When discussions drifts to 10-12-16 bit, servers, bit depth, colourspace and xyz I find it drifts farther and farther away from actual cinematography and more and more in the realm of post/engineering.

Just my two cents

Daniel Villeneuve, c.s.c.
Directeur-Photo/Director of Photography
Montréal, Canada
demo à / at : http://dvdp.ca


I wanted to know how you were using the spectrum on your 16-bit Tiff's for the StEM, and you weren't saying. Were they linear print density, Cineon log with a TIFF header, full-range linear in an EXR-kinda way? Where were the black point and (90%) white points? DMin calibration?

They were Cineon printing density (therefore log), d-min scanning set at 6080, full white (Dmax) at 65535 [which we only hit in one scanned scene]. Actual low values via histogram usually ranged from 2500 to 57600. These were all the values in the 16-bit DPX files.

The TIFF XYZ files were created (after de-gamming) by the matrix

X 0.464 0.2692 0.1610 R
Y = 0.2185 0.7010 0.0805 G
Z 0.0000 0.0457 0.9087 B

than a gamma of 1/2.6 was applied to put the file back into DLP projector land.

So one place to look for the culprit in the waxy look of the flesh tones is the multiplier for red (0.464). We are losing a bit there which may be a problem. We lost 2 bits in playback as the server couldn't handle 12-bit per color. Then there are the internals of the projector converting the XYZ back to the DLP RGB values.

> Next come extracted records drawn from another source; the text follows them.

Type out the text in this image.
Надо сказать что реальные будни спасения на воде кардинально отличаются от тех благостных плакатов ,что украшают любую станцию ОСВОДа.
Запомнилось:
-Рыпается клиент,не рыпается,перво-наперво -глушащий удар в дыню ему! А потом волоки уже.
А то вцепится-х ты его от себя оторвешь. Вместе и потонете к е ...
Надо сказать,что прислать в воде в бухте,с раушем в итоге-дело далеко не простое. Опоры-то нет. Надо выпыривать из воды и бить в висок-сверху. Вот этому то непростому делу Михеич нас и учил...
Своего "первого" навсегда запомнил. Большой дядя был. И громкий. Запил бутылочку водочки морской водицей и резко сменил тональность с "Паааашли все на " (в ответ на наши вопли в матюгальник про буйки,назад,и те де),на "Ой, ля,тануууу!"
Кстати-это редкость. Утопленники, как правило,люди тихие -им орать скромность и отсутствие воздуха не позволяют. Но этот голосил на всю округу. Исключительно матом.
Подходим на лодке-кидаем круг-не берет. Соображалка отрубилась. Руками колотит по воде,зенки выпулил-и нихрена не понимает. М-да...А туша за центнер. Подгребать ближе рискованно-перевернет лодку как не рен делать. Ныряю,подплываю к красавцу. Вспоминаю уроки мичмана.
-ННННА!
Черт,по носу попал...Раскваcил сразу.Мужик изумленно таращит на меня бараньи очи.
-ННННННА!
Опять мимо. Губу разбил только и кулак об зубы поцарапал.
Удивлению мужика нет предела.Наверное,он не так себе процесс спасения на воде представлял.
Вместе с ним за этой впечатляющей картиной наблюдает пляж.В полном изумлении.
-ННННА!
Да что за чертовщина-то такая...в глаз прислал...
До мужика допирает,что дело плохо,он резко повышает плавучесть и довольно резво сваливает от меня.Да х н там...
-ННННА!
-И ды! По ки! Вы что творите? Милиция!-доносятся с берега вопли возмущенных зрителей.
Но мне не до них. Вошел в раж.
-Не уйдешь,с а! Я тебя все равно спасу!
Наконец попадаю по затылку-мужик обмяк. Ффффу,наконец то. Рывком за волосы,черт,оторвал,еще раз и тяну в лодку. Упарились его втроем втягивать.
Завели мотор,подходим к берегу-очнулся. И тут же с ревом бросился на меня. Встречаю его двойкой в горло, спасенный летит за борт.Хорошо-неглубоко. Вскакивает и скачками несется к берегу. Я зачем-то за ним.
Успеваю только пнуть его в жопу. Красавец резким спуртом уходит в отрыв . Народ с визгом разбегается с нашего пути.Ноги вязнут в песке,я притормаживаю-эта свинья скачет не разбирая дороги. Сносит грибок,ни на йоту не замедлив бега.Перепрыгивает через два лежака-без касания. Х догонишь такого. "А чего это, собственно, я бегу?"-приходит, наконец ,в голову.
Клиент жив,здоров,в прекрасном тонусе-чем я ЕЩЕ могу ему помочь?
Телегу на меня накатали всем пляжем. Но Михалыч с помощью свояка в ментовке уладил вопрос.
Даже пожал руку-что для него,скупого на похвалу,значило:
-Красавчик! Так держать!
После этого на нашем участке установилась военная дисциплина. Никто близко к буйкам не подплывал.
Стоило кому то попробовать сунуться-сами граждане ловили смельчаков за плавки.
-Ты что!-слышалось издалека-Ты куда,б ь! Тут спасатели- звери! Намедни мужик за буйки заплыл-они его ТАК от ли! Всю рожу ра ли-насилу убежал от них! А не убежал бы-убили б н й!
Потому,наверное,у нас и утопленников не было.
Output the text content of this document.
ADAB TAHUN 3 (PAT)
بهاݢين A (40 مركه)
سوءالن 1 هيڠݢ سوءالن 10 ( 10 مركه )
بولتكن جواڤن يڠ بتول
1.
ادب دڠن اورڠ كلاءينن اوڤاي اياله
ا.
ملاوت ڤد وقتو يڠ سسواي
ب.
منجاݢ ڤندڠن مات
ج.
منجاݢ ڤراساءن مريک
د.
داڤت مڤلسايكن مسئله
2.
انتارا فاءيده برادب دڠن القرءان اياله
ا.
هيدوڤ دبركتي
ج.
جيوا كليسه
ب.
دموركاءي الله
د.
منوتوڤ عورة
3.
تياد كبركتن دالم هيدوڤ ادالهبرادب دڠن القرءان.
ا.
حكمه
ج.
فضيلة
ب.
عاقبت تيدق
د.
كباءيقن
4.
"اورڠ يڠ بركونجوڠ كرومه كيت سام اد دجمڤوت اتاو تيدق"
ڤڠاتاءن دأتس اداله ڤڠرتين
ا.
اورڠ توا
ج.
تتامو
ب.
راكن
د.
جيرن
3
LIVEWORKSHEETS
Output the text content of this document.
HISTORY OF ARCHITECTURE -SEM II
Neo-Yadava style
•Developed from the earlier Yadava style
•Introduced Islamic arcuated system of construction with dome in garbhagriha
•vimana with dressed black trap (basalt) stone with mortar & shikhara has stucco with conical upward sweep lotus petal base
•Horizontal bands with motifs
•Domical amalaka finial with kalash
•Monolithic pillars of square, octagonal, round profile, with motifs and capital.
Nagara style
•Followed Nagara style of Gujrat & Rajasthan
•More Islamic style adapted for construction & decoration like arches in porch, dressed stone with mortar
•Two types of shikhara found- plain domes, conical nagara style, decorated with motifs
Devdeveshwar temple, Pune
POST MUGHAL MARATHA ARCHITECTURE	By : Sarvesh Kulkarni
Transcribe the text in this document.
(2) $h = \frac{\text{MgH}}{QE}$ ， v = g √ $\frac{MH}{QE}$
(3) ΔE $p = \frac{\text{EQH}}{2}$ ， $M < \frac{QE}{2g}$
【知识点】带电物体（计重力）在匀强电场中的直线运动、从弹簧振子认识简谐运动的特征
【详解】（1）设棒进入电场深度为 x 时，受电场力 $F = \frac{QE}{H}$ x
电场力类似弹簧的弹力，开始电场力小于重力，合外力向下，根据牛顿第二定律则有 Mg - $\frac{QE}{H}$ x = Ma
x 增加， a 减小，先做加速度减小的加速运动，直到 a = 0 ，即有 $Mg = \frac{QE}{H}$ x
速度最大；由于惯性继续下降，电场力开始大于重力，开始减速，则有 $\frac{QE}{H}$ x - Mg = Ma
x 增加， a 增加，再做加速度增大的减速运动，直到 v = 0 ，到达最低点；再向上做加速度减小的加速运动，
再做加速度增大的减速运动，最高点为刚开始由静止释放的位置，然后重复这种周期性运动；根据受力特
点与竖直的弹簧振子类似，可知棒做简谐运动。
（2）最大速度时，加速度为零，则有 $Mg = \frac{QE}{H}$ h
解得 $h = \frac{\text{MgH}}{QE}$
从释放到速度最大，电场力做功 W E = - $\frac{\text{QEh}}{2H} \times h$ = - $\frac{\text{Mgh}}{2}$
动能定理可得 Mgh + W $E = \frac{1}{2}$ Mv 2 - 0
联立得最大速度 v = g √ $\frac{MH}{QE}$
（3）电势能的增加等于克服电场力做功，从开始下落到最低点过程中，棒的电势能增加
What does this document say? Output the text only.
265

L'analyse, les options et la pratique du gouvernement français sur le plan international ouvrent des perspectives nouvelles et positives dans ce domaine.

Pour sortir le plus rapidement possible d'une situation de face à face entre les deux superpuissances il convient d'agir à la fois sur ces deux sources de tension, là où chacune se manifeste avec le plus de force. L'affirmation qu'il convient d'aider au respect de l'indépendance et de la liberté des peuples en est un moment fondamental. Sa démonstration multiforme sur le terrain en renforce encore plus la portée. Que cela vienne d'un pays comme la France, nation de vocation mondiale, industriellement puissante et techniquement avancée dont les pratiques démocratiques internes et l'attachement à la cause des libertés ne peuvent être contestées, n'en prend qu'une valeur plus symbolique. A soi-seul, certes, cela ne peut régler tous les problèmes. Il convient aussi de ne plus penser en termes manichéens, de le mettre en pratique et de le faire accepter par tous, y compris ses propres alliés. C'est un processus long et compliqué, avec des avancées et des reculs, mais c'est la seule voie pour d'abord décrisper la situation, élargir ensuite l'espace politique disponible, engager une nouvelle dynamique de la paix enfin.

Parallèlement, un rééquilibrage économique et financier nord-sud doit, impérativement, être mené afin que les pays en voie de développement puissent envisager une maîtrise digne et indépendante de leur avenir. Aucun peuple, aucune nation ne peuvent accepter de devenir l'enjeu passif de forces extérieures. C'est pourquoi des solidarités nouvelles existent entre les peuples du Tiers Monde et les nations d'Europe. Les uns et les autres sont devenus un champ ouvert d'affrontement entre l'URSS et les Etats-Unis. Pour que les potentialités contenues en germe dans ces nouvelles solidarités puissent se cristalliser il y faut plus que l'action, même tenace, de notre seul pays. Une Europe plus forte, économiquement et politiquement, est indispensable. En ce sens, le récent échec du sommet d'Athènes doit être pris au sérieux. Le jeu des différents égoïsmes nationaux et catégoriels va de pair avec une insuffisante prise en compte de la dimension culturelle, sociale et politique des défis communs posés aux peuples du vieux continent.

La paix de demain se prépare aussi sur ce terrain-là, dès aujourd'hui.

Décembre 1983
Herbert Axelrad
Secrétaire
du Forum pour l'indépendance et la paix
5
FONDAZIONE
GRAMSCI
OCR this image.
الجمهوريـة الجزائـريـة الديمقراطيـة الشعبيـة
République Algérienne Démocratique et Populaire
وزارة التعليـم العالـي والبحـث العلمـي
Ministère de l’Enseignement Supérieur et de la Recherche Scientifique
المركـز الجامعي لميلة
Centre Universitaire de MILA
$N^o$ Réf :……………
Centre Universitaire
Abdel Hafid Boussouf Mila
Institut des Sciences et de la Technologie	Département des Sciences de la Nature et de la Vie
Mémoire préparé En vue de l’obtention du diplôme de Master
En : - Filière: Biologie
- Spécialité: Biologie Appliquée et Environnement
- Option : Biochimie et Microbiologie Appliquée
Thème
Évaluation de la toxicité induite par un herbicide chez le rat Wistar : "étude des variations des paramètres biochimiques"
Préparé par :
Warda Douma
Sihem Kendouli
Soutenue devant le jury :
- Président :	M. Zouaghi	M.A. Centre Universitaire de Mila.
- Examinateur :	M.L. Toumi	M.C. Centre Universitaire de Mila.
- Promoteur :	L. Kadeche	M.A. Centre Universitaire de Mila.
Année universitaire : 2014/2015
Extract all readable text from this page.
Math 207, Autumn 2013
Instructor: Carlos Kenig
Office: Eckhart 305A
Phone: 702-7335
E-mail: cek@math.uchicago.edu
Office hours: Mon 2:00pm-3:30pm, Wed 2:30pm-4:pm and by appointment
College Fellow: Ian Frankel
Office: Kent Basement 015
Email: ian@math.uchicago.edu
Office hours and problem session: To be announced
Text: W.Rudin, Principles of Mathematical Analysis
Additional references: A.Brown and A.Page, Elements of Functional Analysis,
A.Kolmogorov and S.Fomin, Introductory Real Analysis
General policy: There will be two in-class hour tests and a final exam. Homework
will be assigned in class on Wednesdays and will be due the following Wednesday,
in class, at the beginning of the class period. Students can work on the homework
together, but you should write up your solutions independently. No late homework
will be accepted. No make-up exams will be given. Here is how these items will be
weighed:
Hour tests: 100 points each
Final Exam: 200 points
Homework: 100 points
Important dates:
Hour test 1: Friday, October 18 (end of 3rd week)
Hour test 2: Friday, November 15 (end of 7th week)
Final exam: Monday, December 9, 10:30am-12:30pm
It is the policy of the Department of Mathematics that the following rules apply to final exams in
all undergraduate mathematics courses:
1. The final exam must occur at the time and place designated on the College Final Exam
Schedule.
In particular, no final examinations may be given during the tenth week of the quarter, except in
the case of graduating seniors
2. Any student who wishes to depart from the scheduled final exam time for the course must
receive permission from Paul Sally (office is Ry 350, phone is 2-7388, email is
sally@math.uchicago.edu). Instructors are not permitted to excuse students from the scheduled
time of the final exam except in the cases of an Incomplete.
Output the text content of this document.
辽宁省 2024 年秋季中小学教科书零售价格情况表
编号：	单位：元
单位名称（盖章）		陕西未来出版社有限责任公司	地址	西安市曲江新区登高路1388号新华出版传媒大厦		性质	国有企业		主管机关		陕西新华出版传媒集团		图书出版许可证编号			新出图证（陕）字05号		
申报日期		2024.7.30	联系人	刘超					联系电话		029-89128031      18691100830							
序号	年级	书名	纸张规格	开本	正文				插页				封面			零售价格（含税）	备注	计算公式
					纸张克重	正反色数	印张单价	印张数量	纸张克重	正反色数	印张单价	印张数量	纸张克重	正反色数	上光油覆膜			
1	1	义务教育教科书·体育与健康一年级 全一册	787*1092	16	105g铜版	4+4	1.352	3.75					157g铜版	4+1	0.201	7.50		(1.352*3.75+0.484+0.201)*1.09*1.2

So there are still a few things to figure out.

Jim Houston
Pacific Title Imaging


>They were Cineon printing density (therefore log), d-min scanning set at >6080, full white (Dmax) at 65535 [which we only hit in one scanned >scene]...So one place to look for the culprit in the waxy look of the flesh >tones is the multiplier for red (0.464).

I've been travelling, and just realized I hadn't thanked you for taking the time to explain your process; it was much appreciated.